MLB To Change Baseballs Because Players Are Hitting Too Many Home Runs
Let’s make baseball less exciting for everyone!
Until a Red Sox pitcher named George Herman “Babe” Ruth started hitting an unusual number of dingers in 1919, Major League Baseball was a strategy hitter’s game; home runs were so rare that the period 1900-1919 was later called “The Deadball Era.”
Balls were heavier, denser, and just didn’t move without considerable power behind the swing. That all changed in the 1920s, with baseballs redesigned to move in a more lively manner. And The Athletic (subscription) reports that the MLB wouldn’t mind deadening the ball again, because apparently, home runs are out of control.
Here’s more via additional reporting from The New York Times:
Major League Baseball informed its 30 teams in a memorandum on Friday of changes to the balls — and how they will be handled — for the 2021 season. Chief among the differences will be a slightly reduced weight and slightly decreased bounciness, the latter of which could reduce home runs.
“As you are aware, M.L.B. has engaged a committee of scientific experts over the last several years to study the construction and performance of the baseball,” said one of the first lines of the memo, which was first reported by The Athletic. “One of the recommendations of that committee has been to narrow the manufacturing specifications of the baseball in order to improve the consistency of the baseball’s performance.”
There is clearly something afoot when it comes to modern baseball players’ ability to knock one out of the park. The Times also reports that five of the six seasons “with highest home run rates in baseball history have occurred since the start of 2016.”
Pitchers including Justin Verlander have also complained, even up to accusing the League and Rawlings, which makes MLB baseballs, of somehow “spring-loading” balls.
The change comes following considerable research into whether baseballs have been “juiced” or not, with independent researchers finding that while there have always been tiny variations in seam height and the tightness of the wound wool core of the ball, very minor changes in the manufacturing process to lower weight (baseballs will be a couple of grams lighter from here on out) and reduce bounciness will likely take a couple of feet off the distance traveled by the average fly ball.
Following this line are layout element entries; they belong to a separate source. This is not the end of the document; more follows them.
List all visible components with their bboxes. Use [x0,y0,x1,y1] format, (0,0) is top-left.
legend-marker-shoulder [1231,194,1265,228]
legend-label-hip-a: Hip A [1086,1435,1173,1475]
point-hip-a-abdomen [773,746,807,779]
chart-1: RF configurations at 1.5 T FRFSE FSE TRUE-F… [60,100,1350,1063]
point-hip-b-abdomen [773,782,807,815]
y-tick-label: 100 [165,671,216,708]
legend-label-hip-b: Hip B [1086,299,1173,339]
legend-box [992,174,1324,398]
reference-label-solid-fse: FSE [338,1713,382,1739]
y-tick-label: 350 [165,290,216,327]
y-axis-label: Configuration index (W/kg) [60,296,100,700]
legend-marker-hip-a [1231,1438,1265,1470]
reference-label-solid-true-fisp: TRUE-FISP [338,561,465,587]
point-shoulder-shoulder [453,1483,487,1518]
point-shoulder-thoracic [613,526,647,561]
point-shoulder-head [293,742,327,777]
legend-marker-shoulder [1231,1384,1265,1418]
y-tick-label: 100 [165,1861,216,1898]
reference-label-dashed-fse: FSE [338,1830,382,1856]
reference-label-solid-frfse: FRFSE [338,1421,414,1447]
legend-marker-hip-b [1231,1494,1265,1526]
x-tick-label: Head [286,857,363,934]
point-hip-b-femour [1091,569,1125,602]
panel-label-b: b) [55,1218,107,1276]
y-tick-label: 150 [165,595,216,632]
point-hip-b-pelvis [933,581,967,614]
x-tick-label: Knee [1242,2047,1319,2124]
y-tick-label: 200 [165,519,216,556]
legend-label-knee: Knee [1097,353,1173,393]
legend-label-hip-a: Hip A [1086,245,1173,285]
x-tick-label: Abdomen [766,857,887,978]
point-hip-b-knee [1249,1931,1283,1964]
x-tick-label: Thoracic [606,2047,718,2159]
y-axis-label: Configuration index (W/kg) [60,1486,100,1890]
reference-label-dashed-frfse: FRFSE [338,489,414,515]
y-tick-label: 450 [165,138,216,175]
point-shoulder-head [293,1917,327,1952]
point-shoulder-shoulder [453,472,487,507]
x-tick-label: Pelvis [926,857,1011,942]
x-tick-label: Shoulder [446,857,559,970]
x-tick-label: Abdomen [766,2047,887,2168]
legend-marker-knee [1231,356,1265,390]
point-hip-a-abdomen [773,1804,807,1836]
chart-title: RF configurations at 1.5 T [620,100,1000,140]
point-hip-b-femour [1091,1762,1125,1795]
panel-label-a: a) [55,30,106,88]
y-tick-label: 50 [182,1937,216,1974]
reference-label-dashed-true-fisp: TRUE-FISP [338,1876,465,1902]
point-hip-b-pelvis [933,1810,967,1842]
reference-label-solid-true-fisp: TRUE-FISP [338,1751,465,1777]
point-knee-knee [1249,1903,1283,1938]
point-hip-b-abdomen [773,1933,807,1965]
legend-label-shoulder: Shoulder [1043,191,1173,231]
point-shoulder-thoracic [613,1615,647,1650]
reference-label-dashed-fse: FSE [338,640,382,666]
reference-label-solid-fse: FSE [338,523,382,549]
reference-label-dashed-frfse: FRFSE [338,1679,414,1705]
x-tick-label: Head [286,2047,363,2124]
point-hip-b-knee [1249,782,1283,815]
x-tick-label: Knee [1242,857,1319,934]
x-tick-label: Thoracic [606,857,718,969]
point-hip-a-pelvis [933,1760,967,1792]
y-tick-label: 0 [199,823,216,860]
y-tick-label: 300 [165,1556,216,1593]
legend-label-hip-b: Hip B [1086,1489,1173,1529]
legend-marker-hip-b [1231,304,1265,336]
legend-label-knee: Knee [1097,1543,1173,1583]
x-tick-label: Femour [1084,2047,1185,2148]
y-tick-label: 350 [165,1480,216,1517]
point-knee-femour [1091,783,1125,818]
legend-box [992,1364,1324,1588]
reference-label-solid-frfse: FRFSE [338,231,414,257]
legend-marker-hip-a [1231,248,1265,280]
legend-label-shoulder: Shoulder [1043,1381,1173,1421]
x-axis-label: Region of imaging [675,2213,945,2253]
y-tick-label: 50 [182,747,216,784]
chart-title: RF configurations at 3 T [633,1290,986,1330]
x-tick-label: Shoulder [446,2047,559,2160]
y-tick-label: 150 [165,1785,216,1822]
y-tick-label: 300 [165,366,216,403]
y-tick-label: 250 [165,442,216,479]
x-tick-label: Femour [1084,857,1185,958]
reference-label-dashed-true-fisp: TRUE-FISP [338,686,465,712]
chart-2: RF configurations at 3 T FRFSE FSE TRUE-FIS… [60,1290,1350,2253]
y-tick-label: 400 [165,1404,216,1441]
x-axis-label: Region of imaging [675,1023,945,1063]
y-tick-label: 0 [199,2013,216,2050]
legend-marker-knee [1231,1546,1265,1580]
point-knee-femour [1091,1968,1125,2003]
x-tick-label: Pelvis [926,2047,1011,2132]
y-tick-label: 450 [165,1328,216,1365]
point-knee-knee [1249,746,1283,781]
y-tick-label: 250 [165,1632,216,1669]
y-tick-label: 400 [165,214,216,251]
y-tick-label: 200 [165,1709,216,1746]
Several teams including the Sox, Arizona Diamondbacks, and New York Mets have also applied for permission to store balls in humidors, which will maintain a moisture level meant to even out the distance baseballs fly in especially dry environments—with less humidity they simply go further.
Finally, the Times reports the leaked memo details a new system in which MLB compliance officials will attend every game in the 2021 season to ensure baseballs follow a “chain of custody” that prevents anyone from doctoring them to further dampen bounce or get the old “spring” back.
The 2021 Major League Baseball season kicks off on April 1. We’ll find out pretty quickly then if we’re in for a “Deadball Era II.”